A la faveur du débat parlementaire d’hier, nous pointons une évolution du discours des politiques sur la façon de parler des riches.

Et avec cette question, très Georges Marchais des années 70’ dans sa formulation, « comment taxer les riches ? » une question que pose maintenant le moindre député UMP revenant d’un week-end dans sa circonscription. Il faut quand même s’arrêter sur cette interrogation qui parait couler de source dans le débat politique du moment, dans le contexte économique du pays, mais en faisant un petit effort intellectuel pour se propulser mentalement deux à trois ans en arrière, on mesure le chemin idéologique (au moins sémantique) parcouru par la droite. Imaginer donc un député UMP il y a seulement 3 ans, en 2008, c'est-à-dire une éternité, discutant à la buvette de l’assemblée avec l’un de ses collègues centriste. Ils parlent de la politique fiscale, il aurait dit « il faut en finir avec l’impôt sur la fortune, inutile. Ça fait fuir les cadres de talent à l’étranger et sa dissuade de vouloir s’enrichir, c’est donc mauvais pour la croissance ». Trois ans plus tard, c'est-à-dire hier matin, les mêmes à la buvette ; « à ton avis comment on pourrait faire pour taxer les riches ? Faut-il les ponctionner au dessus de 500.000 par ou de 250.000 par an ? », le centriste répondrait « instaurons d’abord la taxe Taubin, taxons l’hôtel de luxe » et en bon centriste, oubliant qu’il l’avait lui-même voté il y a quatre ans, il reprocherait encore à son collègue UMP « l’énorme erreur du bouclier fiscal ». Aujourd’hui le riche est devenu synonyme du profiteur impénitent et sans vergogne. Dans l’imaginaire collectif du moment le très riche a forcement spéculé, ou alors, s’il est capitaine d’industrie, il a forcement délocalisé. Dans un renversement de paradigmes politique, c’est François Hollande, le candidat socialiste qui fait la leçon de gestion rigoureuse et économe au gouvernement en affirmant qu’il voterait la règle d’or qui s’appliquait dés 2012, sans voter pour autant les premières mesures d’économie cette année.
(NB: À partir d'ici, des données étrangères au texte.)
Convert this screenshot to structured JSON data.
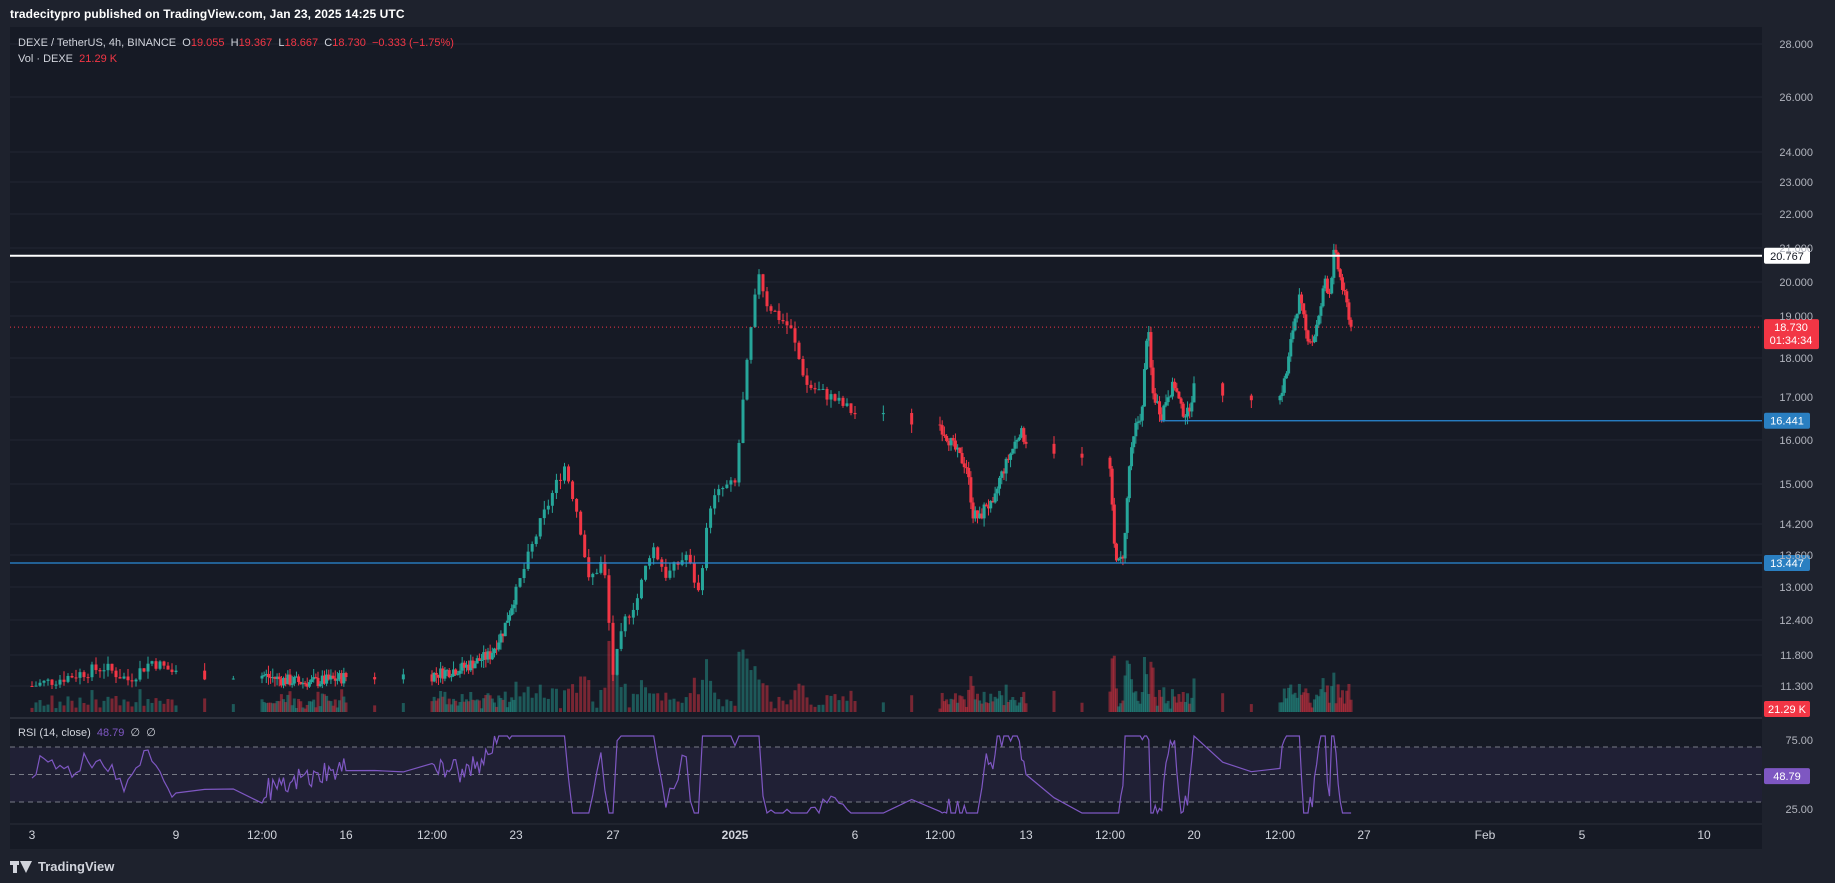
{
  "header": {
    "published": "tradecitypro published on TradingView.com, Jan 23, 2025 14:25 UTC"
  },
  "legend": {
    "symbol": "DEXE / TetherUS, 4h, BINANCE",
    "o_label": "O",
    "o": "19.055",
    "h_label": "H",
    "h": "19.367",
    "l_label": "L",
    "l": "18.667",
    "c_label": "C",
    "c": "18.730",
    "change": "−0.333 (−1.75%)",
    "vol_label": "Vol · DEXE",
    "vol": "21.29 K"
  },
  "rsi_legend": {
    "label": "RSI (14, close)",
    "value": "48.79",
    "extra1": "∅",
    "extra2": "∅"
  },
  "brand": {
    "name": "TradingView"
  },
  "colors": {
    "bull": "#26a69a",
    "bear": "#f23645",
    "rsi": "#7e57c2",
    "hline": "#2962ff",
    "white_line": "#ffffff"
  },
  "chart_data": {
    "type": "candlestick",
    "title": "DEXE / TetherUS, 4h, BINANCE",
    "price_axis_ticks": [
      28.0,
      26.0,
      24.0,
      23.0,
      22.0,
      21.0,
      20.0,
      19.0,
      18.0,
      17.0,
      16.0,
      15.0,
      14.2,
      13.6,
      13.0,
      12.4,
      11.8,
      11.3
    ],
    "price_axis_labels": [
      "28.000",
      "26.000",
      "24.000",
      "23.000",
      "22.000",
      "21.000",
      "20.000",
      "19.000",
      "18.000",
      "17.000",
      "16.000",
      "15.000",
      "14.200",
      "13.600",
      "13.000",
      "12.400",
      "11.800",
      "11.300"
    ],
    "time_axis_labels": [
      "3",
      "9",
      "12:00",
      "16",
      "12:00",
      "23",
      "27",
      "2025",
      "6",
      "12:00",
      "13",
      "12:00",
      "20",
      "12:00",
      "27",
      "Feb",
      "5",
      "10"
    ],
    "horizontal_levels": [
      {
        "value": 20.767,
        "label": "20.767",
        "color": "#ffffff"
      },
      {
        "value": 16.441,
        "label": "16.441",
        "color": "#2962ff"
      },
      {
        "value": 13.447,
        "label": "13.447",
        "color": "#2962ff"
      }
    ],
    "last_price": {
      "value": 18.73,
      "label": "18.730",
      "countdown": "01:34:34"
    },
    "volume_last_label": "21.29 K",
    "key_points": [
      {
        "t": "Dec 3",
        "price": 11.3
      },
      {
        "t": "Dec 22",
        "price": 12.9
      },
      {
        "t": "Dec 24",
        "price": 15.6
      },
      {
        "t": "Dec 27",
        "price": 11.5
      },
      {
        "t": "Dec 30",
        "price": 14.8
      },
      {
        "t": "Jan 2",
        "price": 21.8
      },
      {
        "t": "Jan 9",
        "price": 14.1
      },
      {
        "t": "Jan 11",
        "price": 16.3
      },
      {
        "t": "Jan 14",
        "price": 13.4
      },
      {
        "t": "Jan 16",
        "price": 19.1
      },
      {
        "t": "Jan 22",
        "price": 21.4
      },
      {
        "t": "Jan 23",
        "price": 18.73
      }
    ],
    "rsi": {
      "label": "RSI (14, close)",
      "value": 48.79,
      "levels": [
        70,
        50,
        30
      ],
      "axis_labels": [
        "75.00",
        "25.00"
      ],
      "value_label": "48.79"
    }
  }
}
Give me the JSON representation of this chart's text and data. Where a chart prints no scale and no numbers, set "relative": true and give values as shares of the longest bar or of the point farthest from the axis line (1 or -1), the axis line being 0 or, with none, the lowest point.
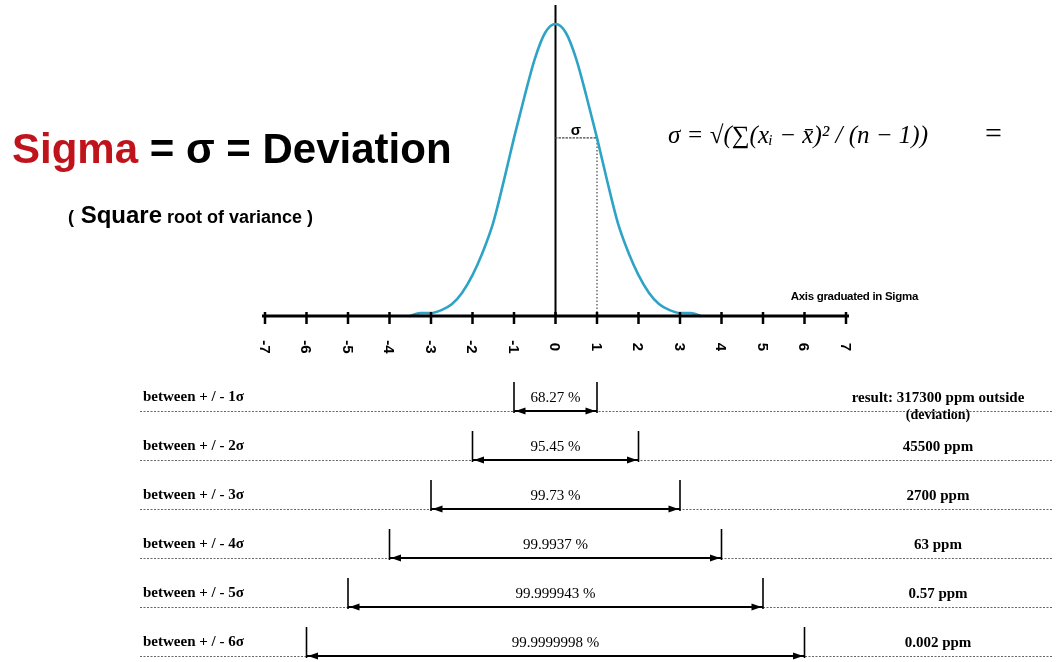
{
  "chart_data": [
    {
      "type": "line",
      "title": "Sigma = σ = Deviation",
      "subtitle": "( Square root of variance )",
      "xlabel": "Axis graduated in Sigma",
      "series": [
        {
          "color": "#2ea3c6",
          "x": [
            -3.5,
            -3.25,
            -3,
            -2.75,
            -2.5,
            -2.25,
            -2,
            -1.75,
            -1.5,
            -1.25,
            -1,
            -0.75,
            -0.5,
            -0.25,
            0,
            0.25,
            0.5,
            0.75,
            1,
            1.25,
            1.5,
            1.75,
            2,
            2.25,
            2.5,
            2.75,
            3,
            3.25,
            3.5
          ],
          "values": [
            0,
            0.01,
            0.01,
            0.02,
            0.04,
            0.08,
            0.14,
            0.22,
            0.32,
            0.46,
            0.61,
            0.75,
            0.88,
            0.97,
            1,
            0.97,
            0.88,
            0.75,
            0.61,
            0.46,
            0.32,
            0.22,
            0.14,
            0.08,
            0.04,
            0.02,
            0.01,
            0.01,
            0
          ]
        },
        {
          "type": "line",
          "color": "#444444",
          "line_style": "dotted",
          "x": [
            0,
            1
          ],
          "values": [
            0.61,
            0.61
          ]
        }
      ],
      "relative": true,
      "xlim": [
        -7,
        7
      ],
      "xticks": [
        -7,
        -6,
        -5,
        -4,
        -3,
        -2,
        -1,
        0,
        1,
        2,
        3,
        4,
        5,
        6,
        7
      ],
      "ref_lines": [
        {
          "axis": "x",
          "value": 1,
          "line_style": "dotted",
          "color": "#444444"
        }
      ],
      "annotations": [
        "σ",
        "σ = √(∑(xᵢ − x̄)² / (n − 1))",
        "="
      ]
    },
    {
      "type": "bar",
      "orientation": "horizontal",
      "categories": [
        "between + / - 1σ",
        "between + / - 2σ",
        "between + / - 3σ",
        "between + / - 4σ",
        "between + / - 5σ",
        "between + / - 6σ"
      ],
      "base": [
        -1,
        -2,
        -3,
        -4,
        -5,
        -6
      ],
      "values": [
        2,
        4,
        6,
        8,
        10,
        12
      ],
      "color": "#000000",
      "xlim": [
        -7,
        7
      ],
      "tick_labels": "y",
      "grid": "y",
      "annotations": [
        "68.27 %",
        "95.45 %",
        "99.73 %",
        "99.9937 %",
        "99.999943 %",
        "99.9999998 %",
        "result: 317300 ppm outside\n(deviation)",
        "45500 ppm",
        "2700 ppm",
        "63 ppm",
        "0.57 ppm",
        "0.002 ppm"
      ]
    }
  ]
}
Il est à peine surprenant que dans notre sondage IPSOS publié hier Hollande et Aubry soient considérés par les Français comme mieux à même de lutter efficacement contre la dette que Nicolas Sarkozy.

Et c’est Bruno Lemaire, en charge de l’élaboration du programme du futur candidat Sarkozy, qui propose de plafonner l’indemnisation du chômage des cadres.

Une mesure qui pourrait apparaître comme de bon sens social mais qui est combattue par une partie de la gauche au non de la belle mais onéreuse règle hérité du Conseil national de la résistance selon laquelle, en matière de prestation sociale, « on cotise selon ses possibilités et l’on touche selon ses besoins ». Pour l’instant, si le discours de la droite en vers les riches change radicalement, les actes restent relativement pondérés. Mais l’esprit du Fouquets est maintenant aussi démodé que les chansons de Mireille Mathieu de cette soirée de mai 2007. Ce retournement de la vision du « riche » par l’UMP n’est pas sans rappeler un retournement symétrique et inverse à gauche, à la fin des années 80 quand François Mitterrand s’était entiché de Bernard Tapie et de son discours de battant bling-bling décomplexé. Alors il y a toujours, quand la droite évolue, Serge Dassault, l’héritier, l’ami du président, le richissime patron, sénateur UMP et propriétaire du Figaro pour nous rappeler l’esprit des forges d’antan, « taxer les riche c’est nul et idiot » dit-il « on ferait mieux de supprimer la prime pour l’emploi ». Le discours de l’UMP change mais heureusement qu’il est là, finalement Dassault immuable comme un échantillon témoin, un Hibernatus de la droite de classe.